Of course, it wouldn’t be Godzilla if it didn’t also function as a warning of sorts. In the franchise tradition, it leaves some room for ominous doubt: as ever, Godzilla can only be contained and may awaken again should mankind not learn from its folly. He stands as a potent symbol of both our triumphs and tragedies, our accomplishments and our recklessness. While Fukushima is again the obvious reference point, it struck me that this truly is a Godzilla movie for the War on Terror era, as its final image captures the delicate balance of living with such horrors: we persist in spite of them, yet we’re always caught in their shadow. It’s nothing short of brilliant, not to mention completely in line with Honda’s original film.
Shin Godzilla also delivers the other elements you’ve come to expect from this franchise, like top notch effects work (it’s easily Toho’s best digital work in a Godzilla film, though 12 years of improved technology naturally work wonders) and awesome spectacle. Anno and Higuchi arguably have a better grasp of how to shoot this thing than many of their American counterparts, as they pull out for extreme wide shots to capture the immense scale of the military’s showdown with Godzilla, which unfolds in broad daylight to allow for maximum clarity. I can only imagine how impressive this must have looked on the few theater screens it managed to grace last year.

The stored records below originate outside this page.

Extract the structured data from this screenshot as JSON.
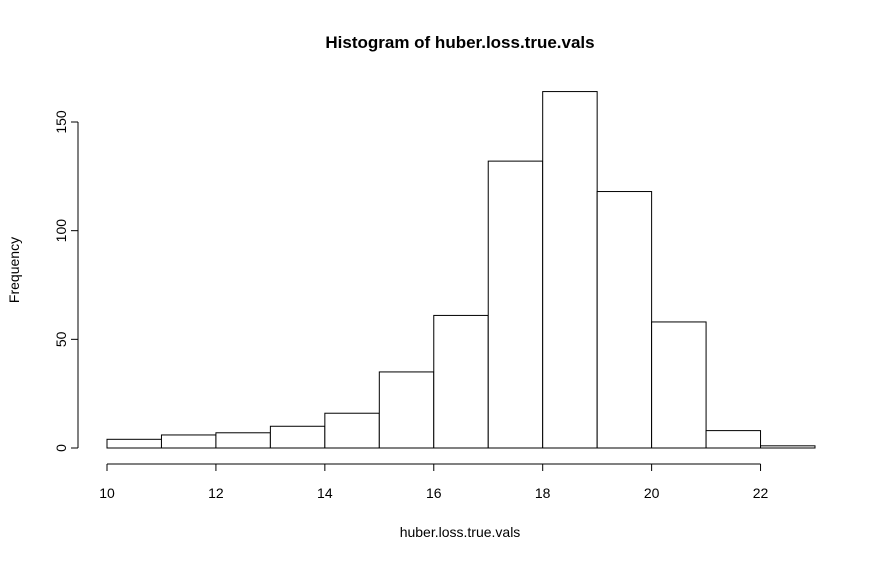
{
  "chart_data": {
    "type": "bar",
    "title": "Histogram of huber.loss.true.vals",
    "xlabel": "huber.loss.true.vals",
    "ylabel": "Frequency",
    "bins": [
      {
        "x0": 10,
        "x1": 11,
        "count": 4
      },
      {
        "x0": 11,
        "x1": 12,
        "count": 6
      },
      {
        "x0": 12,
        "x1": 13,
        "count": 7
      },
      {
        "x0": 13,
        "x1": 14,
        "count": 10
      },
      {
        "x0": 14,
        "x1": 15,
        "count": 16
      },
      {
        "x0": 15,
        "x1": 16,
        "count": 35
      },
      {
        "x0": 16,
        "x1": 17,
        "count": 61
      },
      {
        "x0": 17,
        "x1": 18,
        "count": 132
      },
      {
        "x0": 18,
        "x1": 19,
        "count": 164
      },
      {
        "x0": 19,
        "x1": 20,
        "count": 118
      },
      {
        "x0": 20,
        "x1": 21,
        "count": 58
      },
      {
        "x0": 21,
        "x1": 22,
        "count": 8
      },
      {
        "x0": 22,
        "x1": 23,
        "count": 1
      }
    ],
    "xlim": [
      10,
      23
    ],
    "ylim": [
      0,
      164
    ],
    "x_ticks": [
      10,
      12,
      14,
      16,
      18,
      20,
      22
    ],
    "y_ticks": [
      0,
      50,
      100,
      150
    ],
    "grid": false,
    "legend": "none"
  }
}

However, I’m even happier to report that this film retains the thoughtfulness that’s so often guided this series. I love the unapologetic monster mashes as much as the next fan (and I’m very happy we have a new American take to provide more along those lines), but there’s obviously a place for the likes of Shin Godzilla, no matter how odd its initial impression may be. Yes, it’s strange, perhaps even a little alienating as it further stretches the perception of what a Godzilla movie is or can be (which, let’s be real, at this point is pretty much anything). I can’t help but appreciate a film that’s willing to challenge both itself and its audience in such a manner instead of catering to expectations (something Gareth Edwards's film did a wonderful job of as well, it should be noted).
Besides, Shin Godzilla ultimately more than earns its franchise stripes—as heralded by the iconic theme music—with its commitment to depicting humanity in all its messy glory. We’re imperfect beings, capable of inflicting so much horror on ourselves and the world around us; however, we’re equally capable of persevering through those flaws via cooperation and compassion, two things the world seems to sorely lack at times. I can’t think of a higher purpose for a Godzilla movie than to remind us the complexities and paradox of being human. In that respect, it’s difficult to consider Shin Godzilla to be anything except a triumphant return. Welcome back, Big G.